Financial technology companies have been around for more than 100 years, and banks have long allied with them to deliver services. But, more recently came the rise of fintech startups. Banks and fintechs initially sought to compete. These days, they are thinking differently about each other.
Banks and fintechs are combining their strengths for their mutual benefit. The positive impact of the partnership is helping to support new business models and better ways of doing business, with far-reaching implications for clients and markets.
The partnership imperative
A collaborative approach has never been more important. The rise of digital ecosystems and accompanying regulatory changes to foster open banking have been key drivers in the evolution towards bank-fintech partnerships.
Open banking regulations have aimed to cultivate banking innovation while strengthening security for electronic payments and protecting financial data. They support an ecosystem approach to financial services delivery, for example, fostering the use of Application Programming Interfaces (APIs) that facilitate real-time interactions.
That’s vital amidst the increasing expectation for on-demand commerce and its impact to corporate treasury and finance as well as a company’s network of suppliers and partners. The COVID-19 pandemic has been a global accelerator of e-commerce and of the corporate urgency for digital solutions that enable real-time treasury and finance.
Combining complementary strengths
A strong model for an effective bank-fintech partnership involves identifying complementary skill sets and mutually supporting areas of expertise and capabilities that combine into unique value propositions. The resulting propositions, stronger than what a bank or fintech could deliver on its own, aim to solve practical problems and advance strategic objectives for clients and markets.
Banks excel as trusted providers with fiduciary responsibility in longstanding client relationships. They combine financial stability and scale with expertise in banking, regulatory, and compliance as well as having secure connectivity to banking infrastructure, such as payment clearing systems. Fintechs are known for disrupting entrenched ways of doing business. They bring agile execution of the latest technologies, with a key focus on digitalisation, to accelerate speed-to-market. Both partners should bring innovative approaches in which each offers unique attributes and insights.
A partnership approach accelerates client access to that innovation.
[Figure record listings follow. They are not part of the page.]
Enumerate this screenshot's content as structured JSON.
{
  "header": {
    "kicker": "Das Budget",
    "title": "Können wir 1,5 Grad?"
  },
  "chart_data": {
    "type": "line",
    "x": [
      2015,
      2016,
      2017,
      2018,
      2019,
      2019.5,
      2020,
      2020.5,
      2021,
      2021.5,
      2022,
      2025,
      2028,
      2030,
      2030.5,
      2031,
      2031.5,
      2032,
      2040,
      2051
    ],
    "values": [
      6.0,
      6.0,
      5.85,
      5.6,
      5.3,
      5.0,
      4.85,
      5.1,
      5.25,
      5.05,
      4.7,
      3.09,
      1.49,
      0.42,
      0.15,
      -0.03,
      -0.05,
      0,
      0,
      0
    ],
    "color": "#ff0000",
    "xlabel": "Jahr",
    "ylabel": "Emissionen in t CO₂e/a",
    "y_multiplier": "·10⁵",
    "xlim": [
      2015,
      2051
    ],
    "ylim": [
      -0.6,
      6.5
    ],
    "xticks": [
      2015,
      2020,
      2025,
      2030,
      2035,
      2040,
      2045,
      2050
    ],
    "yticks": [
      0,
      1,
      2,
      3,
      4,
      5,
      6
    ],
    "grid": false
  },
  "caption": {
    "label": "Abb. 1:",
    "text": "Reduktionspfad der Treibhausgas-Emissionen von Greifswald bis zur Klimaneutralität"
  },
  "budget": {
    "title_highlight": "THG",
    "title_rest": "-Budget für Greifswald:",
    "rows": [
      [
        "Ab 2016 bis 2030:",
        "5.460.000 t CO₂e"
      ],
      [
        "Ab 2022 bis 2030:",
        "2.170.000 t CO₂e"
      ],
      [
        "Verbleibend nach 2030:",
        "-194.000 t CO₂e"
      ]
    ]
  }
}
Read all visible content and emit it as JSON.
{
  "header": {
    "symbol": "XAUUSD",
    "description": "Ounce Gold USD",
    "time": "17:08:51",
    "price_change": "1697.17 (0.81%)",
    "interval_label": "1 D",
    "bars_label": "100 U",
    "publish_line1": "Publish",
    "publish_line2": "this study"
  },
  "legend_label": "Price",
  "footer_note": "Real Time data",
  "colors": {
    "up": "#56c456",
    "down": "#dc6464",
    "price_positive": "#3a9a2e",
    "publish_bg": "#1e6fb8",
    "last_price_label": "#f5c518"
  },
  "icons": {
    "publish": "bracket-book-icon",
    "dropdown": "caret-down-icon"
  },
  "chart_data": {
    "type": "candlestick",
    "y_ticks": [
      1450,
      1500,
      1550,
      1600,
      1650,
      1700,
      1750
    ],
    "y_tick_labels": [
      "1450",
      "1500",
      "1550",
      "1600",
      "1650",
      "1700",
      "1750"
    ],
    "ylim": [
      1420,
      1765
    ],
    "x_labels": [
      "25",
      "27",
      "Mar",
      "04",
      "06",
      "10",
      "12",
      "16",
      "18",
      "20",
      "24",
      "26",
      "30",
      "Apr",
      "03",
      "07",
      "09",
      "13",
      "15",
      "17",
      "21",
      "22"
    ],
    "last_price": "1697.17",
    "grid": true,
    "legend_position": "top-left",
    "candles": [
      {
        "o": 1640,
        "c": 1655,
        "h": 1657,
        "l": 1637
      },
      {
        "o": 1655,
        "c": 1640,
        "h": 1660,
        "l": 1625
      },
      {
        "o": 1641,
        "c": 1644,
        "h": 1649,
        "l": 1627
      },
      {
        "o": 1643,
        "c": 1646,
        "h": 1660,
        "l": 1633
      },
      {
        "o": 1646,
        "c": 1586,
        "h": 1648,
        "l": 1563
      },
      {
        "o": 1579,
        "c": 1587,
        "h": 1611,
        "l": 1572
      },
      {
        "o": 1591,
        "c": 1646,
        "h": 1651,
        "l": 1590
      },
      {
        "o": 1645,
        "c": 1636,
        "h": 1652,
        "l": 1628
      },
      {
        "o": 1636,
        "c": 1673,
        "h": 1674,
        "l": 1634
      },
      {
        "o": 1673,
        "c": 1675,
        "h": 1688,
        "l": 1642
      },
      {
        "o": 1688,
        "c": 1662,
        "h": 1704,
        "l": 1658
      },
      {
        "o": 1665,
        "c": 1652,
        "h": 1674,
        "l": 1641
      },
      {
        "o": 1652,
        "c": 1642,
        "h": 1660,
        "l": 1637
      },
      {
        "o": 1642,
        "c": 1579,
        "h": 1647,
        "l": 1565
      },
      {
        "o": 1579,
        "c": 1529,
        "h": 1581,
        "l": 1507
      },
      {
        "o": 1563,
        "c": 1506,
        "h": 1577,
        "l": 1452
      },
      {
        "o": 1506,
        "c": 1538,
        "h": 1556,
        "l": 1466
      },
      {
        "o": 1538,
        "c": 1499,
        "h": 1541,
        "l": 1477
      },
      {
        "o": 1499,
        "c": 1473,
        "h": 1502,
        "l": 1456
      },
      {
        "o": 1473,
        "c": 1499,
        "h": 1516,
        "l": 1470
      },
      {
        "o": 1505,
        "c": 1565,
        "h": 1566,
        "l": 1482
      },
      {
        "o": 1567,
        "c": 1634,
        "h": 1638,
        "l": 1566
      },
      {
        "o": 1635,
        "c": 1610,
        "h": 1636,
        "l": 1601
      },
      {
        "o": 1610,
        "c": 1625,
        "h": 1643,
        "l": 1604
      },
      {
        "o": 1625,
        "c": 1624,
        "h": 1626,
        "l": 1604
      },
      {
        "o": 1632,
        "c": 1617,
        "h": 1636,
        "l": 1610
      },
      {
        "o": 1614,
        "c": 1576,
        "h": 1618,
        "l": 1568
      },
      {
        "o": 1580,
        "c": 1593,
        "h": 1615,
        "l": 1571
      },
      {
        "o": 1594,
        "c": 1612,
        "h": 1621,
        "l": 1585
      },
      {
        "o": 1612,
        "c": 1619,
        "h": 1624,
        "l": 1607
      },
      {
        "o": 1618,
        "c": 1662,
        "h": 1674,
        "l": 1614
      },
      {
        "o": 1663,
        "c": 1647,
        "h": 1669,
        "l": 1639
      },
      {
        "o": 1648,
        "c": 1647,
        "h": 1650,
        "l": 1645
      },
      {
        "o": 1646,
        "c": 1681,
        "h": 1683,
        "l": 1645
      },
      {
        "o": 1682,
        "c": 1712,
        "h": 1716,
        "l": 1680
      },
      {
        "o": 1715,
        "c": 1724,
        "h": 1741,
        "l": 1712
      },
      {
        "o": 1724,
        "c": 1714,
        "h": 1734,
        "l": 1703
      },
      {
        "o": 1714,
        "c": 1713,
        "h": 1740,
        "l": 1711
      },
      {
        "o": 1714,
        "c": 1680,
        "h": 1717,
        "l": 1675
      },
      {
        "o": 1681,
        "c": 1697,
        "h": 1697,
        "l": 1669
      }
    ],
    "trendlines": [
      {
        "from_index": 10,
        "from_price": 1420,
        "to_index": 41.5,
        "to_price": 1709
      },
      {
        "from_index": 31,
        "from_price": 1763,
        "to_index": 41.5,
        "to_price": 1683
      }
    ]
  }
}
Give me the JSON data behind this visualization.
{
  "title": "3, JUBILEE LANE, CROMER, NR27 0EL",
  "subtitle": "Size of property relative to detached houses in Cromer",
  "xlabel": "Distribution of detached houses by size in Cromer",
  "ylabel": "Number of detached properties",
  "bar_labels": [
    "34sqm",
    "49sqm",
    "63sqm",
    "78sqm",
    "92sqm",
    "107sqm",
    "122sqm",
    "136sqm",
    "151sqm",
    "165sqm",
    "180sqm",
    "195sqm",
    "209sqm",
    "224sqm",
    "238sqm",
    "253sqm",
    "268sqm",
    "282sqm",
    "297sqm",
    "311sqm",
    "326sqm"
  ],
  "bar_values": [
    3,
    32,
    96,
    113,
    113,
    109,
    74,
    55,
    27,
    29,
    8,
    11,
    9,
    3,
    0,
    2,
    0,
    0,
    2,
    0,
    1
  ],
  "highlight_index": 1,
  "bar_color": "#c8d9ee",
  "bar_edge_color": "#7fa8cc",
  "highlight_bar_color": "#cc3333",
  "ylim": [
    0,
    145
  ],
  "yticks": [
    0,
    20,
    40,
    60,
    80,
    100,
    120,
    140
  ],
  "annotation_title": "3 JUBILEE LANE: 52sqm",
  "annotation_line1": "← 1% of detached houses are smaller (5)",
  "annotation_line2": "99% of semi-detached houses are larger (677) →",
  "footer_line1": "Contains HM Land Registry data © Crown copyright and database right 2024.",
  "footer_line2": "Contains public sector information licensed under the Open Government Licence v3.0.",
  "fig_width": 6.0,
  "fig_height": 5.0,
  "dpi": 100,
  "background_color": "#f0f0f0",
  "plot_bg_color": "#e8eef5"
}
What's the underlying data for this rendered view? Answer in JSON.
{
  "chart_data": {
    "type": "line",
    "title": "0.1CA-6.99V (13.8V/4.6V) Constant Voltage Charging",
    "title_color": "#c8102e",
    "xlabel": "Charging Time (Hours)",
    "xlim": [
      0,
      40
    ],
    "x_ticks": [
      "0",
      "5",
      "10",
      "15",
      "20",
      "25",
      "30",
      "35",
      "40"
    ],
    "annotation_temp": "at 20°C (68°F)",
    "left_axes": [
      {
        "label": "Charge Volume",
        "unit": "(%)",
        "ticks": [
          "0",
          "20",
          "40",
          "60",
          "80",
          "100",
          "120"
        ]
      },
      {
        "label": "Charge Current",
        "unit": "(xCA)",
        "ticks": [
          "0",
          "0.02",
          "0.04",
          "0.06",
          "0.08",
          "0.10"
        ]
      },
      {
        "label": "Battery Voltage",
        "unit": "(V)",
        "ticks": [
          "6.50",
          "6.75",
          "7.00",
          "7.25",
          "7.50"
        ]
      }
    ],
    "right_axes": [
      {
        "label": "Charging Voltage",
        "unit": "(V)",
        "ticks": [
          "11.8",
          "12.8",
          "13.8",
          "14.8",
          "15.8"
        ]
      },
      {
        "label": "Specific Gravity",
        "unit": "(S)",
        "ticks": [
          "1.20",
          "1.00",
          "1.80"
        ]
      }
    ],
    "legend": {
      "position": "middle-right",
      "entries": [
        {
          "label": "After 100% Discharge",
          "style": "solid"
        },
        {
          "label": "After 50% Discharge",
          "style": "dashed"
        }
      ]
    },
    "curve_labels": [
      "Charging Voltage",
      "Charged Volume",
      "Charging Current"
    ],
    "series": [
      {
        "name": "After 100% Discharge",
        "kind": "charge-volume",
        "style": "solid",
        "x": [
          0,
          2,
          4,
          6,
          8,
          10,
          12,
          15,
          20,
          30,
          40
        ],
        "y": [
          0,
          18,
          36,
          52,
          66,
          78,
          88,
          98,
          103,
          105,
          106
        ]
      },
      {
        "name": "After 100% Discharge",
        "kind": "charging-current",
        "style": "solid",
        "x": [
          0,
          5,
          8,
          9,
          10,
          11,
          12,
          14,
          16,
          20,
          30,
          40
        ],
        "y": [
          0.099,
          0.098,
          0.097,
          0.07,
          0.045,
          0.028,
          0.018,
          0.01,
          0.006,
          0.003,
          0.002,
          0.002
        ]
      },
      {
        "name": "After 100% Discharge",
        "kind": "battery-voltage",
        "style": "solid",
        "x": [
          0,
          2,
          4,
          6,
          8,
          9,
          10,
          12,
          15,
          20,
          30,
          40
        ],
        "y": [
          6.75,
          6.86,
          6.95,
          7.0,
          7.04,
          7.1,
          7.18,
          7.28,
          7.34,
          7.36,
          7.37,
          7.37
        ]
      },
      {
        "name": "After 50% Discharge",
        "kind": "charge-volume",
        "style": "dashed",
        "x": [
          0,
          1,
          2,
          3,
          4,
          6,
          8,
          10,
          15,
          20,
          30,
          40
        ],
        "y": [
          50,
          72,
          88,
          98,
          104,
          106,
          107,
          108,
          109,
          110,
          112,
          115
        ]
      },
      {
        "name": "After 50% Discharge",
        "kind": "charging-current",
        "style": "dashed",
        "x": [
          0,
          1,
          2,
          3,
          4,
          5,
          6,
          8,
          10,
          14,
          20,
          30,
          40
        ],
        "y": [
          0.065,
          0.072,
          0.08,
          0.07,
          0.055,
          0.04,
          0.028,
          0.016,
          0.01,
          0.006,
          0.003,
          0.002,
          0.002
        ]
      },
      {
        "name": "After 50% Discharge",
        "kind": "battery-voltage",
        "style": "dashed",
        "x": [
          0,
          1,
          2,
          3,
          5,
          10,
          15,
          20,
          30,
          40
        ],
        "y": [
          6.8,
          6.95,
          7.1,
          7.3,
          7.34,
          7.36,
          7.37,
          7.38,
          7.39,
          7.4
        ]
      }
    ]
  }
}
Meanwhile, banking clients can take advantage of the stringent due diligence that banks bring to vetting their fintech partners.
Connecting communities into more effective and efficient networks
Banks and fintechs each have their own client ecosystems. A partnership approach links these ecosystems while simplifying the connections between participants to make it easy to do business. A key benefit of joining forces is to connect communities efficiently, transparently, and securely to better manage risk, efficiently operate, stabilise supply chains and sources of working capital, and to enhance their performance - this becomes a platform for accelerating growth.
This affords an opportunity for a new level of interoperability that addresses longstanding challenges and enables transformational change for clients and their networks. Better, more efficient, and more effective ways of operating become the basis for successful new business models for both digital-native companies and for traditional businesses that seek to digitally connect to remain competitive.
Big ambitions for transforming the banking experience
At Standard Chartered, fintech partnerships are powering digital-first banking services that address diverse client needs. In the last 12 months, our partnerships and ensuing new capabilities have helped clients to connect quickly, easily, and seamlessly to banking services while improving financial access for their clients and suppliers or other ecosystem members such as institutional investors.